Dengan ini ia menafikan bahwa maksud dari Dhall pada ayat tadi sebagai penyimpangan atau kesesatan.

Setelah itu ia membawakan beberapa kemungkinan yang menjadi maksud dari lafal tersebut, diantaranya adalah riwayat dari Ibnu Abbas yang memaknainya dengan bahwa nabi sebelumnya tidak memiliki ilmu tentang hukum syar’i.[1]

Sementara itu, Syekh Makarim Syirazi berbicara mengenai ayat yang sama, pertama-tama ia menjelaskan bahwa lafal tersebut berkaitan dengan risalah dan kenabian, dimana sebelumnya hal tersebut tidak ada pada diri Nabi Muhammad saw kemudian Allah swt memberikan karunia itu. Sehingga yang dinafikan dari sosok nabi (Dhall) pada ayat tadi bukanlah keimanan sehingga disebut kafir sebagaimana pada penjelasan Fakhru Razi, melainkan yang dinafikan di sini adalah ilmu atau ma’rifah nabi terhadap hakikat kenabian dan risalah hukuk-hukum Islam.[2]

Kesimpulannya berdasarkan penafsiran di atas, ayat ketujuh surat Ad-Dhuha ini tidak berbicara mengenai kondisi Nabi Muhammad saw yang berada dalam kesesatan karena tidak adanya iman dalam dirinya, melainkan kondisi beliau yang belum memperoleh ilmu tentang kenabian dan risalah yang akan didakwahkan olehnya.

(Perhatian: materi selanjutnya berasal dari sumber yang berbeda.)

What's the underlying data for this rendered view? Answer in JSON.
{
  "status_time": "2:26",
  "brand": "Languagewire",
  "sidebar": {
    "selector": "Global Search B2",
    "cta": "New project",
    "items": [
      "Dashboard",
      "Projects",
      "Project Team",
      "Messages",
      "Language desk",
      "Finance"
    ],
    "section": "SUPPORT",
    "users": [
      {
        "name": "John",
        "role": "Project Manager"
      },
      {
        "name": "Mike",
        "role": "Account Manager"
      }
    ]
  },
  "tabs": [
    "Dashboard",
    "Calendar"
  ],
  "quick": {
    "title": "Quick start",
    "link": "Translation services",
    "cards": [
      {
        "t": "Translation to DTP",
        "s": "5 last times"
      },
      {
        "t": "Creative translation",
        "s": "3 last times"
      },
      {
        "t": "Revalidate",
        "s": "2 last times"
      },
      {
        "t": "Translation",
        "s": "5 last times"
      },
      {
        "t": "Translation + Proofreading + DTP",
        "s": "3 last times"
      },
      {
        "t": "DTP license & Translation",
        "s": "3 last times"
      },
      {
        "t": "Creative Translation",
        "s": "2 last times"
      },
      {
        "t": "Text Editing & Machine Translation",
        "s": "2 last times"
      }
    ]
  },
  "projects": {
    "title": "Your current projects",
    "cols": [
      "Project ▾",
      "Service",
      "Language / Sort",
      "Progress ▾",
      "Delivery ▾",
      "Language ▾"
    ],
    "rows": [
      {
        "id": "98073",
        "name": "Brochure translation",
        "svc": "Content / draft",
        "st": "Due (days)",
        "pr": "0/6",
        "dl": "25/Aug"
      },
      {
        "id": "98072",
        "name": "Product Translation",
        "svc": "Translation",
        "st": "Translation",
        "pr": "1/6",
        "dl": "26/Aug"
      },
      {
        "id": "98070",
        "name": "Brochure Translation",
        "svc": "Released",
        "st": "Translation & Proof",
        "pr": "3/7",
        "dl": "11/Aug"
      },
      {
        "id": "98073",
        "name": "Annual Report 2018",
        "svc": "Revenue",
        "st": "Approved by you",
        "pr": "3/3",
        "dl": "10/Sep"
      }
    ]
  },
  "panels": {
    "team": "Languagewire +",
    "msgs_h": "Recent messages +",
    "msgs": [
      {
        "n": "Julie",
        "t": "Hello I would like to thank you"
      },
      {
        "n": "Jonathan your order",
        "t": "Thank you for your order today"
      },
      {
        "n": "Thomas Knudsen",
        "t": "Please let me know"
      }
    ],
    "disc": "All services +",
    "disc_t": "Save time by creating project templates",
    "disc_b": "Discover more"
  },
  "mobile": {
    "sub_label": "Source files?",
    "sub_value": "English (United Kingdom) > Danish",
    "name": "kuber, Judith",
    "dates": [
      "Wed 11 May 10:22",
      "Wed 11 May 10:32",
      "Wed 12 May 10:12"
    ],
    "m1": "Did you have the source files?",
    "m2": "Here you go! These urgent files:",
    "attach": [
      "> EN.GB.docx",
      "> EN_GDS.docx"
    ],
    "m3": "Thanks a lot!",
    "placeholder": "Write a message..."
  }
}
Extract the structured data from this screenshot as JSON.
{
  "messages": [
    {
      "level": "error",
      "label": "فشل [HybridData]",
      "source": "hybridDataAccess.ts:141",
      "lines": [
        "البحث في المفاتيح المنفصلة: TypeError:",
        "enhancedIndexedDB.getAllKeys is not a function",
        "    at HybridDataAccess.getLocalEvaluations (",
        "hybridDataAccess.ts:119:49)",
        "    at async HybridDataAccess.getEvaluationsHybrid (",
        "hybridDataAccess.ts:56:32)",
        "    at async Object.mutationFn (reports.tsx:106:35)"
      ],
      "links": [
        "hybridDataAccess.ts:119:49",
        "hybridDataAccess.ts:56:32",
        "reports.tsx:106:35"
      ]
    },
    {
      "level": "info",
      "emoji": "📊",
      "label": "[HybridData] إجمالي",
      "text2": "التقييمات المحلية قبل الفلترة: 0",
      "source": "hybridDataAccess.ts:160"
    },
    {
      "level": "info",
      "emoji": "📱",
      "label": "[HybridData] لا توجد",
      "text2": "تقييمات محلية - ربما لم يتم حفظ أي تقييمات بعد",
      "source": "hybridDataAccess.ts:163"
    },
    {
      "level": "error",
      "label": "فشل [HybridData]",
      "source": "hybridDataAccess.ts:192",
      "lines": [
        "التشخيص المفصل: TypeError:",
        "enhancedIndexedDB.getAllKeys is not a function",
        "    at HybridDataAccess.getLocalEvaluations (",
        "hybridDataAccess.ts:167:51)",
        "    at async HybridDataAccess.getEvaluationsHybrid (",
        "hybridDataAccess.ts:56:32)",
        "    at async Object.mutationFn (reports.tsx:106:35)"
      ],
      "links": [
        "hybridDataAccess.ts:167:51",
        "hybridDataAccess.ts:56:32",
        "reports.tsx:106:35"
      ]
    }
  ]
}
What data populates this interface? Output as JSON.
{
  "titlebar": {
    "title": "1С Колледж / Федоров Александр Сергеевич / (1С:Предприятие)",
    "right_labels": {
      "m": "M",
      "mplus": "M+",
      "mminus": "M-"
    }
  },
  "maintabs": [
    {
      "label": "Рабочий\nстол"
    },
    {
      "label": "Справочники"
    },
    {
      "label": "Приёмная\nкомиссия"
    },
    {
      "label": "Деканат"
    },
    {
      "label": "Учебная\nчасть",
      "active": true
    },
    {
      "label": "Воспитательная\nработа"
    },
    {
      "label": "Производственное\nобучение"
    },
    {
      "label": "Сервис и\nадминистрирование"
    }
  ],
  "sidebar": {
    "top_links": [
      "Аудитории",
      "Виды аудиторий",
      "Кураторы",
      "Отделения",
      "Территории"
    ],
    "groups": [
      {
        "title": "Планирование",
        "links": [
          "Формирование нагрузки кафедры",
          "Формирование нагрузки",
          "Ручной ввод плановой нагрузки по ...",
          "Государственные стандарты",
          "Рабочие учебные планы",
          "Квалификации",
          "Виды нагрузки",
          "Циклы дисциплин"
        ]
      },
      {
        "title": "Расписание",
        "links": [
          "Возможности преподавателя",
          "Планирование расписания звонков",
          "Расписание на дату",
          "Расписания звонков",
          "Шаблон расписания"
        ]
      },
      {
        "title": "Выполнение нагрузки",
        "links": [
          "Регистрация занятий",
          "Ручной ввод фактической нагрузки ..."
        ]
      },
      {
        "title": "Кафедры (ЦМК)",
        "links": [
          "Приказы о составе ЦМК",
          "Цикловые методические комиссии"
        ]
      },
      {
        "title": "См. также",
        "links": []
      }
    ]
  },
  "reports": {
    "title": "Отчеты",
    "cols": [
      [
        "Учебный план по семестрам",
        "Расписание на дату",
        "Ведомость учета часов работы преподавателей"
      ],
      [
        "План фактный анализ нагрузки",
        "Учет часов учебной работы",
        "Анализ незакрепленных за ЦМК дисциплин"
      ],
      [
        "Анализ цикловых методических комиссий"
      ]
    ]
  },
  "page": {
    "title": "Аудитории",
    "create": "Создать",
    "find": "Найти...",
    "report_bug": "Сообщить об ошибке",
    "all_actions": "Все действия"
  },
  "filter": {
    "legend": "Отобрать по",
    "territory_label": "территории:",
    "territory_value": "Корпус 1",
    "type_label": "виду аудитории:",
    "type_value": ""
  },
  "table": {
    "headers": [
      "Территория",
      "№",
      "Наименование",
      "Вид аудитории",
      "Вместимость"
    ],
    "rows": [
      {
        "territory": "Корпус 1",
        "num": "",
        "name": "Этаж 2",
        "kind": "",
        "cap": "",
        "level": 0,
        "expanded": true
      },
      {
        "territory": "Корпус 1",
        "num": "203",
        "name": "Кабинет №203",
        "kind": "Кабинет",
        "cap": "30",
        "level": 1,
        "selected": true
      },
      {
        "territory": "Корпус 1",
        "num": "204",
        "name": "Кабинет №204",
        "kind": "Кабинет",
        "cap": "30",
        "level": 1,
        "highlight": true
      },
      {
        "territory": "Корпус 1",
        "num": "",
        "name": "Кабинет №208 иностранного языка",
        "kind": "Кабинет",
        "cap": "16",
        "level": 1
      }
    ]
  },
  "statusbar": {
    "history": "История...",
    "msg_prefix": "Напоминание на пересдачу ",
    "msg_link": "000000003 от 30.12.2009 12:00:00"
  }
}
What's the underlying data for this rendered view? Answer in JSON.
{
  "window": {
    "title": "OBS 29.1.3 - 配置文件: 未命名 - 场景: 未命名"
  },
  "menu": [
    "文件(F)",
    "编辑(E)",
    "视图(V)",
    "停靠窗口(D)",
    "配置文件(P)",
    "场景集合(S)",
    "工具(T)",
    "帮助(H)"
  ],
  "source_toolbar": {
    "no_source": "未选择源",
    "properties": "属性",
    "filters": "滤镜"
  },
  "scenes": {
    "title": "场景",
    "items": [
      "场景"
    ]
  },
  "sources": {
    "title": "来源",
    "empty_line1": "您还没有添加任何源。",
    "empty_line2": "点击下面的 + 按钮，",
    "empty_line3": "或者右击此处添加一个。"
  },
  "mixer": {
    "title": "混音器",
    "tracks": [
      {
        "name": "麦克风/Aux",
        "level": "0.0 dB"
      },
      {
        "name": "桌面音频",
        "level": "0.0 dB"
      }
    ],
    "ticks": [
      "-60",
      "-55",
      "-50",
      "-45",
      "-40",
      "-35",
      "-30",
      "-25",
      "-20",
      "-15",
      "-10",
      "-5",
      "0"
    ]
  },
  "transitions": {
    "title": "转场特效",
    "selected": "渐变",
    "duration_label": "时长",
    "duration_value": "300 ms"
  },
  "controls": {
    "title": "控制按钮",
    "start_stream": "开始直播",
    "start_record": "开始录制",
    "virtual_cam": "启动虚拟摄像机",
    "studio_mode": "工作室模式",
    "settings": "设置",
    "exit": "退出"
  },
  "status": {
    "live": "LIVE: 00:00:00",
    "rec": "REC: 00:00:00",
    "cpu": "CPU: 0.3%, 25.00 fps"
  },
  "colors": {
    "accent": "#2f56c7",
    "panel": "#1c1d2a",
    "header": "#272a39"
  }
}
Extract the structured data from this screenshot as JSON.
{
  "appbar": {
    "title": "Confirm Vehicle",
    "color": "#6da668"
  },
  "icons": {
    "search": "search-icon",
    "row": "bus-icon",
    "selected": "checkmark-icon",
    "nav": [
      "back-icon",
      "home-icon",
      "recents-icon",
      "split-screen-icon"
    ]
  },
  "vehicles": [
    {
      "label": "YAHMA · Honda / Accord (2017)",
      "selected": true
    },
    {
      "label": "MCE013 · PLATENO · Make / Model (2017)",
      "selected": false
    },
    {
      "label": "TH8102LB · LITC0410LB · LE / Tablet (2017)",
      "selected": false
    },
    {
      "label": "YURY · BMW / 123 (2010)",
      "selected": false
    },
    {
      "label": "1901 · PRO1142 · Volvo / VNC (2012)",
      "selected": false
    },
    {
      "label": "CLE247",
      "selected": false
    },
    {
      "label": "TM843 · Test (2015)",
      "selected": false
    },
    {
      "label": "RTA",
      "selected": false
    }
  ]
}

Sehingga melihat ayat tadi dengan kaca mata ini tidak bertentangan dengan konsep Ishmah yang ada pada ayat-ayat lainnya seperti yang sudah dibahas.

Selain itu hal ini justru semakin menegaskan nilai dari tauhid amali (praktis) bahwa sesungguhnya hanya Allah swt -lah satu-satunya Dzat pemberi hidayah. Adapun selain-Nya adalah seluruhnya membutuhkan pada hidayah-Nya termasuk para nabi dan khususnya dalam kasus di atas adalah Nabi Muhammad saw.

[1] Fakhru Razi, Muhammad Ar-Razi Fakhruddin, Tafsir Al-Kabir,  jil: 31, hal: 216-217 , cet: Darul Fikr, Beirut.

[2] As-Syirazi, Nashir Makarim, Al-Amtsal, jil: 29, hal: 308-309, cet: Al-A’laami, Beirut.